I looked at her. My eyes could stay on her with ease, I noticed. What had happened? Was this another side-effect of the music?
I suppose I was getting acclimatised to her, and to humans in general. Physically, at least from the outside, I was one too. It was becoming a new normality, in a sense. Yet even so, my stomach
churned far less with her than with the sight of the others I saw walking past the window, peering in at me. In fact, that day, or at that point in that day, it didn’t churn at all.
‘I feel like I should phone Tabitha,’ she said. ‘It’s difficult though, isn’t it? She’ll be inundated. I might just send her an email and let her know, you
know, if there’s anything we can do.’
I nodded. ‘That’s a good idea.’
She studied me for a while.
‘Yes,’ she said, at a lower frequency. ‘I think so.’ She looked at the phone. ‘Has anyone called?’

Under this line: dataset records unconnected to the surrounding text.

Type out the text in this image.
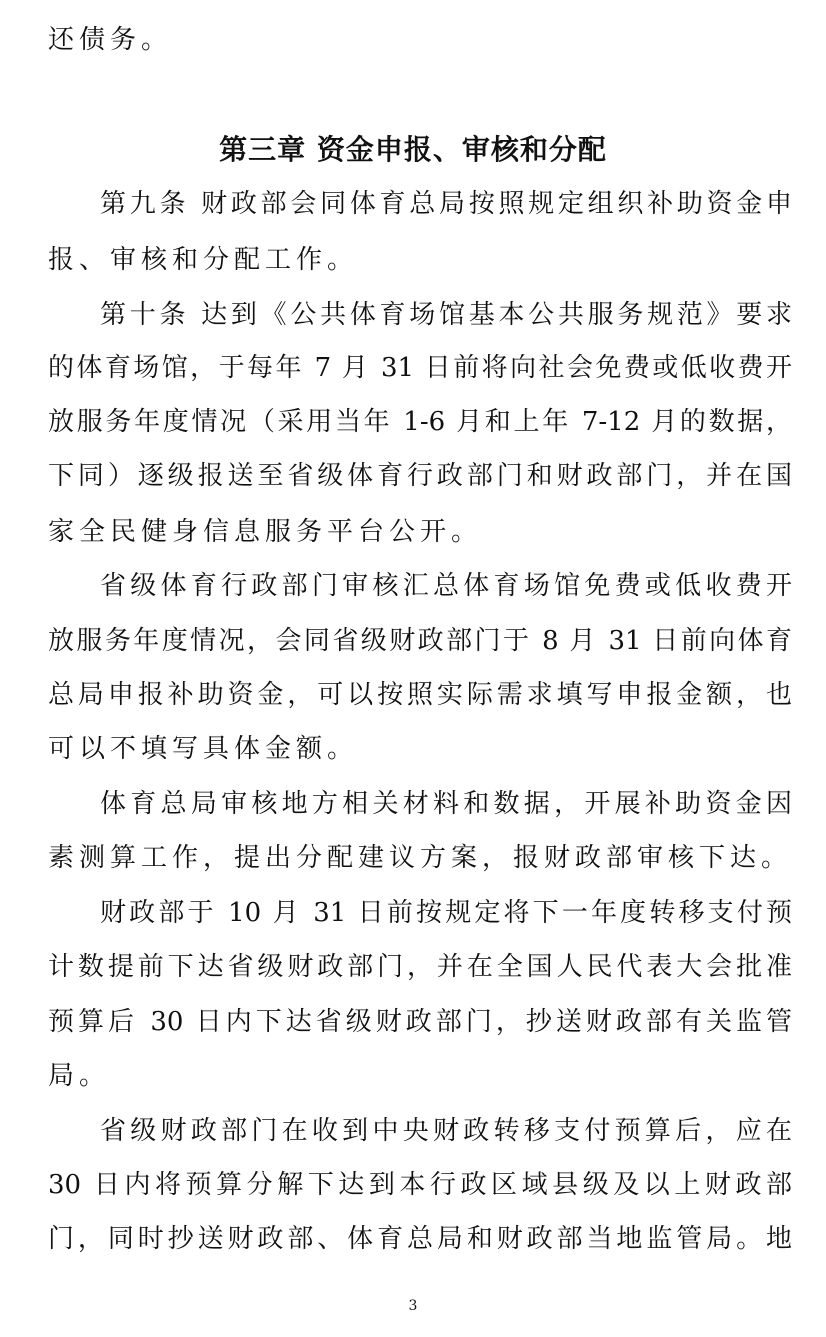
还债务。
第三章 资金申报、审核和分配
第九条 财政部会同体育总局按照规定组织补助资金申
报、审核和分配工作。
第十条 达到《公共体育场馆基本公共服务规范》要求
的体育场馆，于每年 7 月 31 日前将向社会免费或低收费开
放服务年度情况（采用当年 1-6 月和上年 7-12 月的数据，
下同）逐级报送至省级体育行政部门和财政部门，并在国
家全民健身信息服务平台公开。
省级体育行政部门审核汇总体育场馆免费或低收费开
放服务年度情况，会同省级财政部门于 8 月 31 日前向体育
总局申报补助资金，可以按照实际需求填写申报金额，也
可以不填写具体金额。
体育总局审核地方相关材料和数据，开展补助资金因
素测算工作，提出分配建议方案，报财政部审核下达。
财政部于 10 月 31 日前按规定将下一年度转移支付预
计数提前下达省级财政部门，并在全国人民代表大会批准
预算后 30 日内下达省级财政部门，抄送财政部有关监管
局。
省级财政部门在收到中央财政转移支付预算后，应在
30 日内将预算分解下达到本行政区域县级及以上财政部
门，同时抄送财政部、体育总局和财政部当地监管局。地
3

‘I think so. The phone rang a few times.’
‘But you didn’t pick it up?’
‘No. No, I didn’t. I don’t really feel up to lengthy conversations. And I feel cursed at the moment. The last time I had a lengthy conversation with anyone who wasn’t you
or Gulliver they ended up dying in front of me.’
‘Don’t say it like that.’
‘Like what?’
‘Flippantly. It’s a sad day.’
‘I know,’ I said. ‘I just . . . it hasn’t sunk in yet, really.’